Parrish helped me clip some hydrangeas from the yard for a centerpiece. Someone once told me that if you go to a lot of trouble with centerpieces and fancy dinners it looks like you're trying too hard because everyone knows it's not something you would normally do. I have the exact opposite opinion. I don't just do this for company. I don't always make a fancy dinner and have centerpieces on the table, but I do prepare meals with love and set a pretty table at least a few times a week because it is a way that I show my love to my family and friends and something that I both enjoy doing and get satisfaction from.

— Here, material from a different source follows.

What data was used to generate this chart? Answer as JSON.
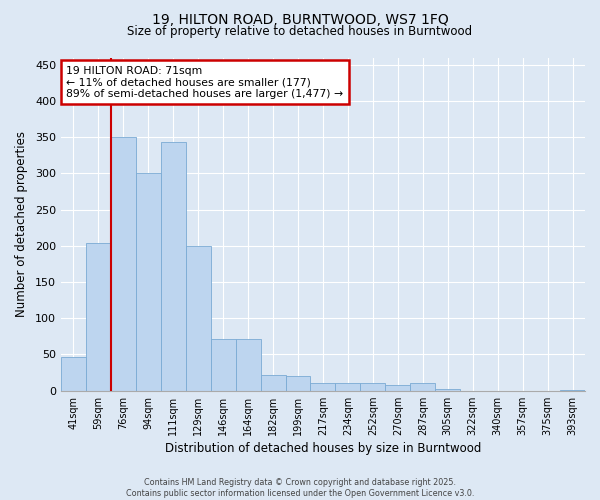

Parrish has been earning marbles now for about 2 years. A friend told me about this parenting tool and I love it. When Parrish does a chore (like setting the table) or gets a good report from school, or has good behavior, or has to have a shot, or does a workbook page, he gets to choose one marble for his jar. When the jar is full he gets to pick out a new toy. It helps so much with the daily shouts of, "mommy, come here-this is so neat-I want that!" while watching commercials. I just say, "oh, that's so cool. Are you going to earn your marbles for that?" He always says yes (and yes, every other day what he is earning his marbles for changes) and that's the end of it. Same goes for when we're at the store and he's begging for some toy. It instantly puts the ball back in his court. I've said no without making him feel like he's not in control. He knows that if he earns his marbles he can have it. Just not today. It has been a life saver for me. Telling Parrish I am going to take a marble from his jar for bad behavior is like telling him there is going to be no Santa Claus this year.
Better a small serving of vegetables with love than a fattened calf with hatred.
She selects wool and flax
and works with eager hands.
She is like the merchant ships,
bringing her food from afar.
She gets up while it is still night;
she provides food for her family
and portions for her female servants.